Part of my experience was helping with the process of reburial for mass graves.  I happened to have the only pickup truck in the area, so my pickup truck – with me driving – was used to transport these bodies for reburial.  It’s all very gruesome but you just do it. In terms of what I saw, you’re not really seeing bodies at that point, but remnants. It’s different, a little bit more removed. A lot of decompression took place after I left.

At Redress we’ve about ten lawyers in our office from all over, and we take up legal challenges for victims seeking justice, often for torture or related international crimes, like crimes against humanity. I’d say half are in the UK, refugees or British nationals tortured abroad and half are in countries across the world, where we work in coordination with local lawyers or NGOs. I probably travel a quarter or third of the time. This month I was in Canada for work, then herein Hong Kong, then I’m off to Cambodia next week for the trials, and I was supposed to go to Sudan in early December. That’s typical.

It’s hard to strike that balance. On one hand there’s a tendency, after having heard so many stories of torture, to have your notepad out saying, yeah next!  If you’re crying with the victims somehow, I’d almost say that’s less problematic than not being moved at all. We’re not psychologists but we’re more than lawyers because we can’t be part of a system that compartmentalizes these people into different boxes. It’s about your emotional capacity to put yourself in someone else’s shoes but also to be… helpful! It’s hard to explain. If you’re sharing the pain you’re not really helpful, but you need to understand the pain and not brush over details that are important to people.

I do get a deer-in-headlights look when I meet new people [outside of work]. At first, you can’t say what you do in four words, which is what’s expected, but if you go into more detail then all of a sudden people feel compelled to have a conversation about it, but may not be comfortable doing that. So you get the oh! And the long silence.

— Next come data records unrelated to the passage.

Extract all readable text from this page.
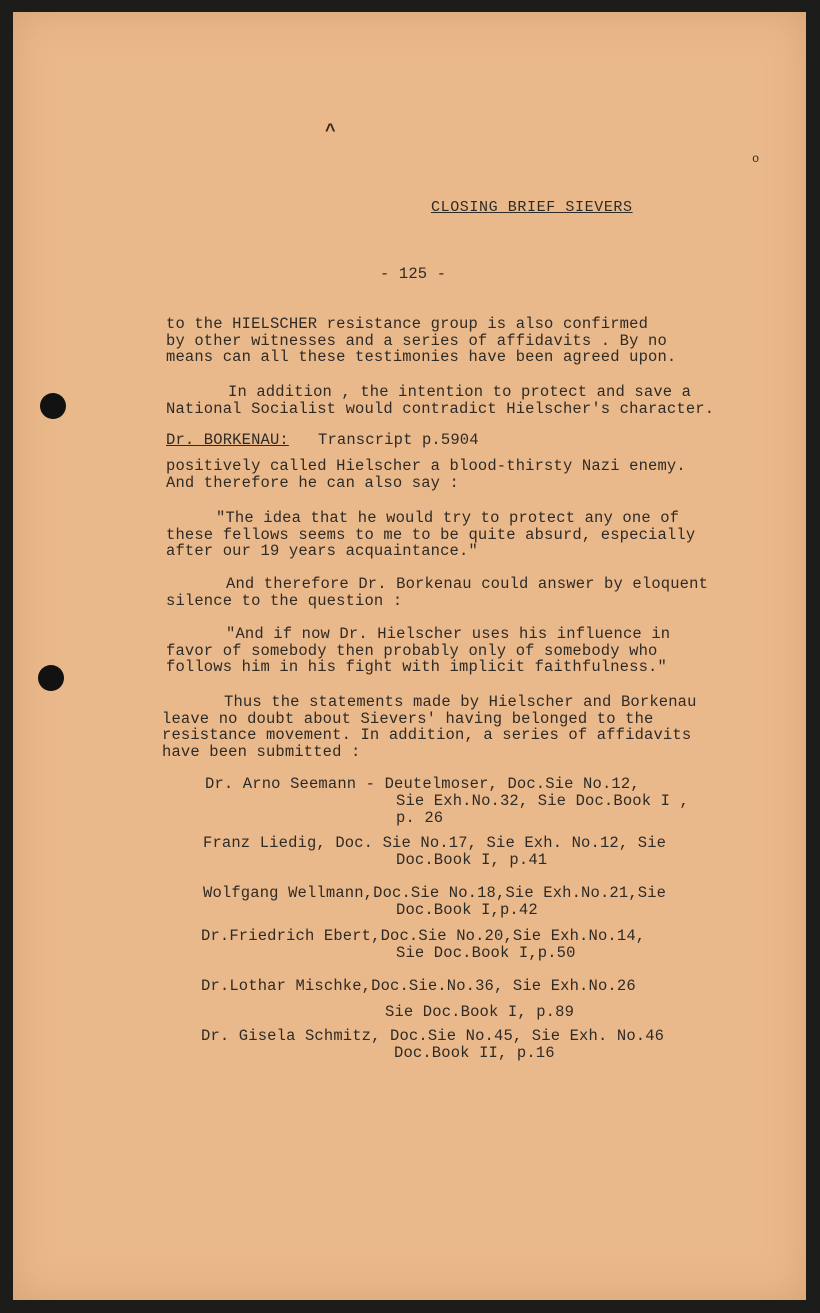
^
o

CLOSING BRIEF SIEVERS

- 125 -

to the HIELSCHER resistance group is also confirmed
by other witnesses and a series of affidavits . By no
means can all these testimonies have been agreed upon.

In addition , the intention to protect and save a
National Socialist would contradict Hielscher's character.

Dr. BORKENAU: Transcript p.5904

positively called Hielscher a blood-thirsty Nazi enemy.
And therefore he can also say :

"The idea that he would try to protect any one of
these fellows seems to me to be quite absurd, especially
after our 19 years acquaintance."

And therefore Dr. Borkenau could answer by eloquent
silence to the question :

"And if now Dr. Hielscher uses his influence in
favor of somebody then probably only of somebody who
follows him in his fight with implicit faithfulness."

Thus the statements made by Hielscher and Borkenau
leave no doubt about Sievers' having belonged to the
resistance movement. In addition, a series of affidavits
have been submitted :

Dr. Arno Seemann - Deutelmoser, Doc.Sie No.12,

Sie Exh.No.32, Sie Doc.Book I ,

p. 26

Franz Liedig, Doc. Sie No.17, Sie Exh. No.12, Sie

Doc.Book I, p.41

Wolfgang Wellmann,Doc.Sie No.18,Sie Exh.No.21,Sie

Doc.Book I,p.42

Dr.Friedrich Ebert,Doc.Sie No.20,Sie Exh.No.14,

Sie Doc.Book I,p.50

Dr.Lothar Mischke,Doc.Sie.No.36, Sie Exh.No.26

Sie Doc.Book I, p.89

Dr. Gisela Schmitz, Doc.Sie No.45, Sie Exh. No.46

Doc.Book II, p.16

In a way our type of work has been in the media a lot so people have a preconceived idea about what I’m like, and also about the issues, depending on the newspaper that they read. Often you’re thought of as a total lefty, and very naïve, I don’t bother trying to change anyone’s mind usually. If I think a person is actually interested in my point of view then I’ll give it; if it’s more their spouting what they heard on Fox News or they just want a fight, then I won’t bother. Like this guy at a wedding once wanted to fight about Guantanamo, so I just went out and had a cigarette. I quite enjoy my friends who have nothing to do with my job.  They are receptive and interested, but their work and their lives and completely different, and I think it’s healthy.

One torture survivor, an incredibly intelligent guy, has been asking all the people that have helped him down the line how they got involved in these kinds of things and why they do it. He told me that no one really feels like they’re a missionary – like they’re doing anything extraordinary; they just feel like this is something they have to do and they do it. It’s not like I have this big cloud of sunshine pour on me.

Recently all this ‘war against terrorism’ business has come into conflict with the human rights world.  ‘Do-gooders’ are portrayed as the naive, unrealistic type that has completely lost touch with reality when it comes to fighting the problems that really matter, and in the media – or by those with agendas it’s now like there are polar opposites, a black and white debate. You need to realize that there are other valid points of view.

At Redress I like that we’re using the law. I don’t think we can change politics because it shifts according to the interests of others. One day it may be closer to us, but it can move away just as fast. I don’t see that we’ve made such an impact on advocacy to affect policy – I see more that we force things through certain pieces of litigation that then force responses, and have forced governments to be responsible for this and that. Obviously there are many other groups that have influenced public opinion, but in terms of what we as a small organization can achieve, it’s different.

Carla Ferstman is the director of Redress (www.redress.org) and was interviewed by Journalist Jo Baker.